Study designs of evaluations included in the review
To be eligible, studies needed to be randomised controlled trials (RCTs) or controlled trials (CCTs). However, it appears that one case-control study was also included.
Specific interventions included in the review
To be eligible, studies needed to investigate taiji in relation to health and wellness promotion or cardiopulmonary applications within the scope of physical therapy practice. A variety of styles and forms of taiji were used across the included studies. Comparator groups included those who were on a waiting list, following a home exercise programme, doing aerobic activities, doing no exercise, maintaining normal activities, brisk walking, or doing meditation and reading. Where stated, study duration ranged from a one-off session to daily sessions for between 8 and 15 weeks.
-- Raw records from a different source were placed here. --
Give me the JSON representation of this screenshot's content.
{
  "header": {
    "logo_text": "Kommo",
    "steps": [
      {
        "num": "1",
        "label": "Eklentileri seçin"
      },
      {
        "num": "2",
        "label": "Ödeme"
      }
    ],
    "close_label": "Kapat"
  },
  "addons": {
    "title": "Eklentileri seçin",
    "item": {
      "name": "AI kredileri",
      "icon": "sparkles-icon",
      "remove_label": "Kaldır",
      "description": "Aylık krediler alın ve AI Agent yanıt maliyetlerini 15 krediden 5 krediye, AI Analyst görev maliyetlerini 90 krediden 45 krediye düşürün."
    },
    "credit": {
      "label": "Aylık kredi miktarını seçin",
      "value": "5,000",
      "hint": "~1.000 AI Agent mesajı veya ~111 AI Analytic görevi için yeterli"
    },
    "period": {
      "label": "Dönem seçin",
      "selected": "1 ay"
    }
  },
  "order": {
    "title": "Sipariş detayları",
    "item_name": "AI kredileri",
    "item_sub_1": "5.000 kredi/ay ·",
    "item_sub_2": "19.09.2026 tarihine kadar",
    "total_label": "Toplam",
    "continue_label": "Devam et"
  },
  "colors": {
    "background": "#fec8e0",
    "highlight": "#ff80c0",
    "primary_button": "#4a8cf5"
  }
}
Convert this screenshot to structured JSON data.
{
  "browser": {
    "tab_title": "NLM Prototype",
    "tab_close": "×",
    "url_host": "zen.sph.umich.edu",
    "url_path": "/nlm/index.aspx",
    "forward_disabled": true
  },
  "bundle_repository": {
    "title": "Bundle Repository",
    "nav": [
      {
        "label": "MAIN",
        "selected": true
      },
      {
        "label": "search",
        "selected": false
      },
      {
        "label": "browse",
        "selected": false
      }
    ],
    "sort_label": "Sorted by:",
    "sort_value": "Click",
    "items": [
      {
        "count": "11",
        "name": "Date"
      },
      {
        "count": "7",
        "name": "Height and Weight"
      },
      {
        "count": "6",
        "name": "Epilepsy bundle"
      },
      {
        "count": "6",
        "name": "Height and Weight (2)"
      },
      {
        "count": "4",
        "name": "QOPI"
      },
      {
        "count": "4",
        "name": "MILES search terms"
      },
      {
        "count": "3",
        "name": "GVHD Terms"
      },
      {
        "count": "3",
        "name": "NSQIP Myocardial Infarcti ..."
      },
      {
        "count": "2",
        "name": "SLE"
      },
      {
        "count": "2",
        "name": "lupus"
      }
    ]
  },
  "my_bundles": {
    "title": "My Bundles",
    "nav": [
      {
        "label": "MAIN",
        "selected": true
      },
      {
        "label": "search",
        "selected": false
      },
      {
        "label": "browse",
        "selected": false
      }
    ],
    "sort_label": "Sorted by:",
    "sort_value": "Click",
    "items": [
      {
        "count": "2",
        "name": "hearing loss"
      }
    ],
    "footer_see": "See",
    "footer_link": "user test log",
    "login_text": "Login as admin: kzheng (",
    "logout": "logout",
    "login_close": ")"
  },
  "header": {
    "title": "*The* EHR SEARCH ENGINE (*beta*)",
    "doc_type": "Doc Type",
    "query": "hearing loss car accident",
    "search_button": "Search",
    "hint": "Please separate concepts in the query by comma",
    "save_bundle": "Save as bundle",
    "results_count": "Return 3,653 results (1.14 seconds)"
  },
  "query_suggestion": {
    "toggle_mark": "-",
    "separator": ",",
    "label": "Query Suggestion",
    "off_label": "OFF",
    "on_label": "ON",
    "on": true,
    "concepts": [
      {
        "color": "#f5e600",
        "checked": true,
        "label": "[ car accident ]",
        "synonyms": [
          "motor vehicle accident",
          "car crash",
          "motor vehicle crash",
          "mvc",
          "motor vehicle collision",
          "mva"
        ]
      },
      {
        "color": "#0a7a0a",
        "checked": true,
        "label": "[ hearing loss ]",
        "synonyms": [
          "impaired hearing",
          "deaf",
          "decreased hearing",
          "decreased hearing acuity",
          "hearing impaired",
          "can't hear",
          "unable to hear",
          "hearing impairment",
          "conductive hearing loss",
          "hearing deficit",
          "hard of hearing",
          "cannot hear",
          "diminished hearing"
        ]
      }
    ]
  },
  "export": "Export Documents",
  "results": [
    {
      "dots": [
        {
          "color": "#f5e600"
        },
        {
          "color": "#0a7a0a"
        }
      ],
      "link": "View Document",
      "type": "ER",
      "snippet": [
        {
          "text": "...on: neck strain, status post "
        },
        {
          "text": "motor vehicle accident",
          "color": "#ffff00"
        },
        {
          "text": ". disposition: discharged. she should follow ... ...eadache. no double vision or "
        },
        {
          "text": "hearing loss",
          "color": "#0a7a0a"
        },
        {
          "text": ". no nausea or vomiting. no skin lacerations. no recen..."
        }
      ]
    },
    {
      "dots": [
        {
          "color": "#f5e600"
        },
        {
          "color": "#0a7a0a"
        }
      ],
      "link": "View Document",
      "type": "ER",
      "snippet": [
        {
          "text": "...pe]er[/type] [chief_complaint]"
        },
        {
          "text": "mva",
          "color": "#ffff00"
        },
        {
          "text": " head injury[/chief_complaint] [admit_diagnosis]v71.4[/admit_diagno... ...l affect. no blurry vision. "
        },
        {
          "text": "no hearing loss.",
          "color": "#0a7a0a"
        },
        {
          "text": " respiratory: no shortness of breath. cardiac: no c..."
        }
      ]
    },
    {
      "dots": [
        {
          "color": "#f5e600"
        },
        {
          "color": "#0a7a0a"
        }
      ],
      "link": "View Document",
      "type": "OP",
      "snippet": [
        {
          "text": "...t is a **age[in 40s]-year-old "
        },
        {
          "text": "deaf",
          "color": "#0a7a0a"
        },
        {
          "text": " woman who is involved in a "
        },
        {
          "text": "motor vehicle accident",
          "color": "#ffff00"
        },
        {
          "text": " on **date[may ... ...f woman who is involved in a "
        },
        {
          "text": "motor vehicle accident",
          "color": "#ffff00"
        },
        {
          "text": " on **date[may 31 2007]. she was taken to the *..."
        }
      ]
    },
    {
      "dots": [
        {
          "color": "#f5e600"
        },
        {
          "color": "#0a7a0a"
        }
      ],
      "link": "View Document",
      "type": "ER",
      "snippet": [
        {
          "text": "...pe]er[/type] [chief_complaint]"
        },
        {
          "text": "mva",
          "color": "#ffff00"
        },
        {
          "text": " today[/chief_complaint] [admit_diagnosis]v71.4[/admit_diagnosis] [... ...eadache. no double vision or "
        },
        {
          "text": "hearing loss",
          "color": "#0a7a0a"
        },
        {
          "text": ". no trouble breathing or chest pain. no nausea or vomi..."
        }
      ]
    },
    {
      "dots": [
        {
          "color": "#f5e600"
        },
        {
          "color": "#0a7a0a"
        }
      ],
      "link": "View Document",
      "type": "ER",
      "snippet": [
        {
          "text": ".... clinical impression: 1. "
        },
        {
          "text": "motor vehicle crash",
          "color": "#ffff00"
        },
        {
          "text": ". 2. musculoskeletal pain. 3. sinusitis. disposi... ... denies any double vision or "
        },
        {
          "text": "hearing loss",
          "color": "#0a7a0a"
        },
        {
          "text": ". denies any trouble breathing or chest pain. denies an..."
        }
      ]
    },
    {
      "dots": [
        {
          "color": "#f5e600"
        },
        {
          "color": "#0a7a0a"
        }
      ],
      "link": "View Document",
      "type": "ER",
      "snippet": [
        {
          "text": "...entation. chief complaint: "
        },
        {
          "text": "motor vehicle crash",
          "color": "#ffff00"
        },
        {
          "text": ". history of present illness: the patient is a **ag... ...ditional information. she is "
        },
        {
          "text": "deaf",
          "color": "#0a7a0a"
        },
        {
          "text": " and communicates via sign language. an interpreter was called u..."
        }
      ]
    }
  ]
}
Participants included in the review
No inclusion criteria for the participants were pre-specified. In some of the studies the participants were unfamiliar with taiji, whilst in others they were already practising. Populations included elders living in the community, those who had recently had a coronary artery bypass graft, those who had recently had a myocardial infarction and a group of participants of Asian origin.
Outcomes assessed in the review
No inclusion criteria for the outcomes were pre-specified. The outcomes in the included studies were immune response, SF-36 score (physical functioning), activity tolerance, blood-pressure management, home exercise maintenance and level of stress.
How were decisions on the relevance of primary studies made?
The authors did not state how the papers were selected for the review, or how many reviewers performed the selection.